In an unusually transparent move for the ski industry, Arapahoe Basin Ski Area has released data on skier numbers that Chief Operating Officer Alan Henceroth promised to provide following a particularly busy Saturday in February.
In a blog post, Henceroth highlighted the decline in skiers and subsequent crowds at A-Basin compared with last season, which the ski area stated as a goal after leaving its partnership with Epic Pass at the end of the 2018-19 season. There were 35% fewer skiers through February compared with last season and 69% fewer Ikon and Mountain Collective passholders through February compared with Epic passholders last season. While Epic passholders received unlimited access to A-Basin during the ski area’s partnership with Vail Resorts, Ikon passholders can ski or snowboard only seven or fewer days at A-Basin, depending on which pass they purchased. Mountain Collective passholders get two days at A-Basin.

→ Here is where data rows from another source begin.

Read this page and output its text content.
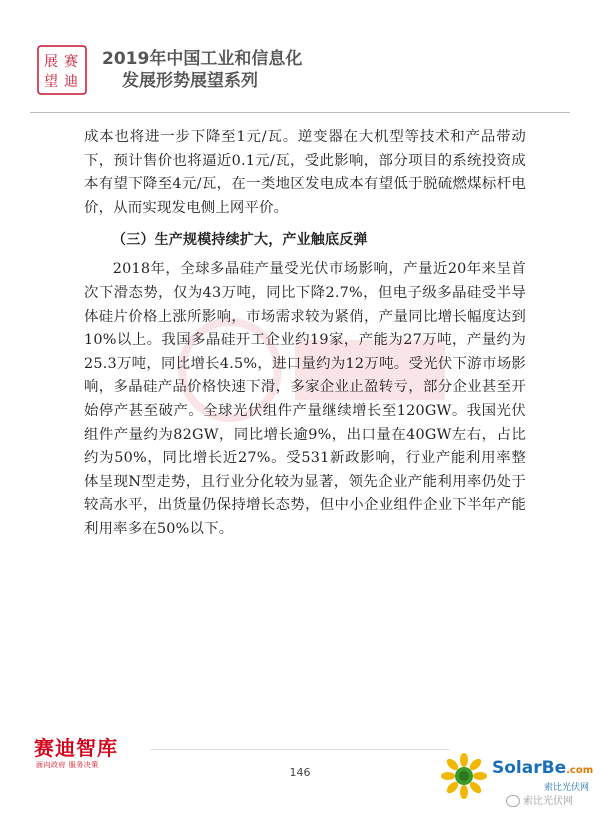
展 赛
望 迪
2019年中国工业和信息化
发展形势展望系列

成本也将进一步下降至1元/瓦。逆变器在大机型等技术和产品带动下，预计售价也将逼近0.1元/瓦，受此影响，部分项目的系统投资成本有望下降至4元/瓦，在一类地区发电成本有望低于脱硫燃煤标杆电价，从而实现发电侧上网平价。

（三）生产规模持续扩大，产业触底反弹

2018年，全球多晶硅产量受光伏市场影响，产量近20年来呈首次下滑态势，仅为43万吨，同比下降2.7%，但电子级多晶硅受半导体硅片价格上涨所影响，市场需求较为紧俏，产量同比增长幅度达到10%以上。我国多晶硅开工企业约19家，产能为27万吨，产量约为25.3万吨，同比增长4.5%，进口量约为12万吨。受光伏下游市场影响，多晶硅产品价格快速下滑，多家企业止盈转亏，部分企业甚至开始停产甚至破产。全球光伏组件产量继续增长至120GW。我国光伏组件产量约为82GW，同比增长逾9%，出口量在40GW左右，占比约为50%，同比增长近27%。受531新政影响，行业产能利用率整体呈现N型走势，且行业分化较为显著，领先企业产能利用率仍处于较高水平，出货量仍保持增长态势，但中小企业组件企业下半年产能利用率多在50%以下。

赛迪智库
面向政府 服务决策
146	SolarBe.com
索比光伏网
索比光伏网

Craig Sikorsky, 51, was arrested last week on new charges of sexual assault on a child and unlawful sexual contact following an investigation by the Summit County Sheriff’s Office.
Sikorsky, who owns Jersey Boys Pizza and Deli in Dillon, pleaded guilty to an unrelated charge of sexual exploitation of a child in January stemming from an incident that occurred at his home in June. Sikorsky is facing up to 12 years in prison on that charge.
The most recent charges against Sikorsky stem from allegations of improper sexual behavior with multiple children in Summit County in the late 1990s.
State officials are once again asking residents and visitors to leave wildlife alone after a video of a woman harassing a moose in Breckenridge went viral.
In the most recent example of wildlife harassment caught on camera, a woman is seen approaching a moose from behind and touching it as onlookers call for her to leave the animal alone. The moose then turned around and stomped the ground, nearly kicking the woman.
The woman who hit the moose was cited with a summons to appear in court on a charge of harassment of wildlife and faces a fine of up to $200.